The first strategy focuses on routing-critical expert ordering. Existing router-aware PTQ methods often match router logits between the quantized and full-precision models. However, matching logit values does not necessarily preserve the relative ordering of experts, and even small changes near the top-k boundary can replace one selected expert with another. To address this, the method preserves pairwise margins among selected experts and near-boundary unselected experts, directly targeting the expert-ranking relationships that determine top-k routing. It also extends this idea to the next MoE router, so each quantized block is regularized not only by local reconstruction quality but also by how much it disrupts downstream routing. This is added only as a calibration-time objective, so it does not introduce extra inference-time modules or computational overhead.

The second strategy focuses on output-aware selective router alignment. A key observation is that not all routing shifts are equally harmful: many tokens show substantial routing changes but almost no output discrepancy. Therefore, instead of uniformly aligning routing behavior for every token, the method first identifies tokens whose output distributions meaningfully change after quantization, then applies router alignment primarily to those tokens. This makes the alignment objective more targeted and avoids spending optimization capacity on routing shifts that do not affect model behavior.

Together, the two studies suggest a common principle: MoE PTQ should preserve the routing behavior that changes outputs, rather than blindly minimizing all router differences.

 

Experimental Results

Across three MoE LLMs and two low-bit weight-only quantization settings, the margin-preserving downstream-routing method achieved the best average downstream accuracy in 5 out of 6 model-bit settings and the lowest language-modeling perplexity in 5 out of 6 settings. At 4-bit, it improved average downstream accuracy over the strongest baseline by +1.30 points on average. At 3-bit, it achieved the best perplexity across all three evaluated models and improved average downstream accuracy on two of the three models.

In the 4-bit setting, the method improved average downstream accuracy from 39.46 → 40.54, 49.64 → 50.25, and 64.06 → 66.27 on three representative MoE models, respectively, compared with the strongest baseline in each case. The largest improvement was +2.21 points on the strongest model setting.

For the output-aware selective alignment method, only about 49% of tokens in the 4-bit setting and 57% of tokens in the 3-bit setting were selected for alignment, meaning a large fraction of tokens were excluded because their outputs were already preserved after quantization. Despite using fewer alignment tokens, the method generally matched or improved over conventional router alignment.

On a representative model, selective alignment improved 3-bit quantized performance from 69.58 → 72.08 on one reasoning benchmark, 52.50 → 55.42 on another, and 64.73 → 67.17 on a broad knowledge benchmark compared with uniform router alignment. In 4-bit quantization, it also improved one reasoning benchmark from 67.50 → 70.00 and another from 60.73 → 61.87.

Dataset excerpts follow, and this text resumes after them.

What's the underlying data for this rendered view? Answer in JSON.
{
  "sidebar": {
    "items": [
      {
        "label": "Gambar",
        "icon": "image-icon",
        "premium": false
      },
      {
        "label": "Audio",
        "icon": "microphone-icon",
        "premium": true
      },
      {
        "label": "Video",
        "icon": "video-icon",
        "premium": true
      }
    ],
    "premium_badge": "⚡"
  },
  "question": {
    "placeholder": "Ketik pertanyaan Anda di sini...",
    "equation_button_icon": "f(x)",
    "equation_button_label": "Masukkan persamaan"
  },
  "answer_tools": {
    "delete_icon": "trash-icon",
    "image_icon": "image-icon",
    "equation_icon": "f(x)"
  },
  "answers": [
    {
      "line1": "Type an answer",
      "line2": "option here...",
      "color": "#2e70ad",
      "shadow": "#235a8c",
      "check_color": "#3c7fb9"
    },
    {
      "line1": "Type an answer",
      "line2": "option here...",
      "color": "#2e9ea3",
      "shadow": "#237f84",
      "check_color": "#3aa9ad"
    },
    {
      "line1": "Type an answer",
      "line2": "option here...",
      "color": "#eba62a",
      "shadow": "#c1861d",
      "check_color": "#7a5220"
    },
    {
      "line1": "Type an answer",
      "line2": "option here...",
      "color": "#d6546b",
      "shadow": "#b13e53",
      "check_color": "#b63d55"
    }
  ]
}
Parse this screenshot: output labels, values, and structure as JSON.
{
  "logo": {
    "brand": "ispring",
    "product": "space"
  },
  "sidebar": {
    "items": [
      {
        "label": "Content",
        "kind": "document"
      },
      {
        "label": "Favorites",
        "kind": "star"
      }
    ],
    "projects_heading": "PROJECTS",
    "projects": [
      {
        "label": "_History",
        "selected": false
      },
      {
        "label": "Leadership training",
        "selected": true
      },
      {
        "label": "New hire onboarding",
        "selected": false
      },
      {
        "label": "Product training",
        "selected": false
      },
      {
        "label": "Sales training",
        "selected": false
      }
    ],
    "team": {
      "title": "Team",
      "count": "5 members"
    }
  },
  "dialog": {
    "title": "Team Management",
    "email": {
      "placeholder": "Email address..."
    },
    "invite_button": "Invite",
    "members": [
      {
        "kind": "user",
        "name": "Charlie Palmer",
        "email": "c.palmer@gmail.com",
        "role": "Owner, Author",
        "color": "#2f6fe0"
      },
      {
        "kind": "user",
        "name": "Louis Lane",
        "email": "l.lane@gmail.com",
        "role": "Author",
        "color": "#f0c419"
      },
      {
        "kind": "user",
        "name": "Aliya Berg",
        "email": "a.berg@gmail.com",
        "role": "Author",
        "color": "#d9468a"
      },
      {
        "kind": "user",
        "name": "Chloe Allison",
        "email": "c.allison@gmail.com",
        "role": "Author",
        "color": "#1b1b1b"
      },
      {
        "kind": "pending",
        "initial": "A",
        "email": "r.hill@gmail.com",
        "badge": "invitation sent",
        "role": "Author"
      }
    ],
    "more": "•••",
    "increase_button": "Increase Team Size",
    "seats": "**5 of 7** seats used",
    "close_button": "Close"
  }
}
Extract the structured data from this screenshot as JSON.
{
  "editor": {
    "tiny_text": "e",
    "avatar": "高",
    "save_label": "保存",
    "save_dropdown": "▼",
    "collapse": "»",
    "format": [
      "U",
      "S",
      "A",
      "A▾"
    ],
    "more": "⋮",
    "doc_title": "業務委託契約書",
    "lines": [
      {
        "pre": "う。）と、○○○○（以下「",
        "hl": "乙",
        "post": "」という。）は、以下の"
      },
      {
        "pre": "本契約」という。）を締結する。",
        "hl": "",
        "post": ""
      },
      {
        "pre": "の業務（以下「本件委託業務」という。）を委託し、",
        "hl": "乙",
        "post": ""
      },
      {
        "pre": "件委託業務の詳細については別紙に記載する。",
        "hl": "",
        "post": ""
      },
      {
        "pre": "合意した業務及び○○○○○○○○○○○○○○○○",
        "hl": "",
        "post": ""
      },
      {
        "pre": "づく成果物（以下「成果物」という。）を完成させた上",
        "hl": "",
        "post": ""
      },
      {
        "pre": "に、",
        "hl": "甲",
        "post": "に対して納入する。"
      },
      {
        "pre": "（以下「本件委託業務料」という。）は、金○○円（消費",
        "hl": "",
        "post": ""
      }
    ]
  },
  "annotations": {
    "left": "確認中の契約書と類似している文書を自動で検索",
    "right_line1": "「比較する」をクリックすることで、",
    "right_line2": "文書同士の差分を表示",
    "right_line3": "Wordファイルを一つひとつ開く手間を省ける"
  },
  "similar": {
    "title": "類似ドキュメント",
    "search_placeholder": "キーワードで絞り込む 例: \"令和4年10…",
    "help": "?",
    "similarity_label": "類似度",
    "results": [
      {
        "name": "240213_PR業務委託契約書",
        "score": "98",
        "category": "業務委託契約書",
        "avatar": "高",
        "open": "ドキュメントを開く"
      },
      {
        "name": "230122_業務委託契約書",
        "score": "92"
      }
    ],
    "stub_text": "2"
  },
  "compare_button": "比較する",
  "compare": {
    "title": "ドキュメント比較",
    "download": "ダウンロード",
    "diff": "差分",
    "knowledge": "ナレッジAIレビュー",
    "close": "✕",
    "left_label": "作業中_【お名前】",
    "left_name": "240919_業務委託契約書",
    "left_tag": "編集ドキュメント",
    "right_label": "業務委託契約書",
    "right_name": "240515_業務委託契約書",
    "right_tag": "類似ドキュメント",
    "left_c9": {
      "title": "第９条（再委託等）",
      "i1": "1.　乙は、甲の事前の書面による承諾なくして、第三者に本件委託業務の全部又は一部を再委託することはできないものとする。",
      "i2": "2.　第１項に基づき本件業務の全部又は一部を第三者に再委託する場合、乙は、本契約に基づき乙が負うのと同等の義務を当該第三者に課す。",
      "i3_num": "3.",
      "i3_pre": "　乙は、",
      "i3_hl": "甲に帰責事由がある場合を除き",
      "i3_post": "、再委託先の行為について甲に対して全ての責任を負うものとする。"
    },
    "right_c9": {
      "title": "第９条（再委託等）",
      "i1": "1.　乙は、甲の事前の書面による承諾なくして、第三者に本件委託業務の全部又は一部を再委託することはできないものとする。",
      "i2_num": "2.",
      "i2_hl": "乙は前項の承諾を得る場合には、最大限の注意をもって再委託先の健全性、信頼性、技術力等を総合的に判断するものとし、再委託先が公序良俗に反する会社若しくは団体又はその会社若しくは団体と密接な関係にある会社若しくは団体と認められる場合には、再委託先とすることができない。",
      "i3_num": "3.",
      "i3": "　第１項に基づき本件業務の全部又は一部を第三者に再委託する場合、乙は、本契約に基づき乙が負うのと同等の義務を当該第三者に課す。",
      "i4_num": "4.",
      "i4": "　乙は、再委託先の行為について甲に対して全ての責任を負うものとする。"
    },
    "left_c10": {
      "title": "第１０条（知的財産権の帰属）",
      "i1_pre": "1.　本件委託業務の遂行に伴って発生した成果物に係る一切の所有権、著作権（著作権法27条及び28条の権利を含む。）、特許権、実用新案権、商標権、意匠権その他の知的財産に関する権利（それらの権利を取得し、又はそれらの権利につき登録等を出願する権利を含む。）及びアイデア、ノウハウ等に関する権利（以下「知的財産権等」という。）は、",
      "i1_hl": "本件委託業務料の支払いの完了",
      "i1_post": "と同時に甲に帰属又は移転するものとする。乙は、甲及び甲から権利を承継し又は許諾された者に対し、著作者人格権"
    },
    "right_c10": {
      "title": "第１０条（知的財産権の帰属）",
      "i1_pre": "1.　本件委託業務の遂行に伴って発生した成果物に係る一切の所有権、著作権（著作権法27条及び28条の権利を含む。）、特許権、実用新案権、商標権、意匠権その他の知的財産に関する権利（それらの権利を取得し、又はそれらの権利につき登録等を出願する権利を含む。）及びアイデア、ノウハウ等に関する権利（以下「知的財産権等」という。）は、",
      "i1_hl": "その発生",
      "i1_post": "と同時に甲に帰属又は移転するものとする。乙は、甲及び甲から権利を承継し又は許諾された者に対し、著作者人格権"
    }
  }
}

The method also scaled to larger MoE models. In 4-bit quantization, selective alignment improved representative results such as 73.33 → 76.67, 60.00 → 63.75, and 63.54 → 65.79 over the base PTQ method on one large MoE model, and 64.58 → 67.92, 68.18 → 69.26, and 61.69 → 62.96 on another.

 

Conclusion

These studies show that routing stability is a central bottleneck in low-bit MoE LLM quantization. The main lesson is that MoE PTQ should not only reconstruct weights or activations, but also preserve the expert-selection structure that determines the model’s computation path.

By preserving routing-critical expert orderings, accounting for downstream router behavior, and selectively aligning only output-relevant routing shifts, these methods provide a practical direction for accurate and efficient MoE LLM deployment under low-bit quantization.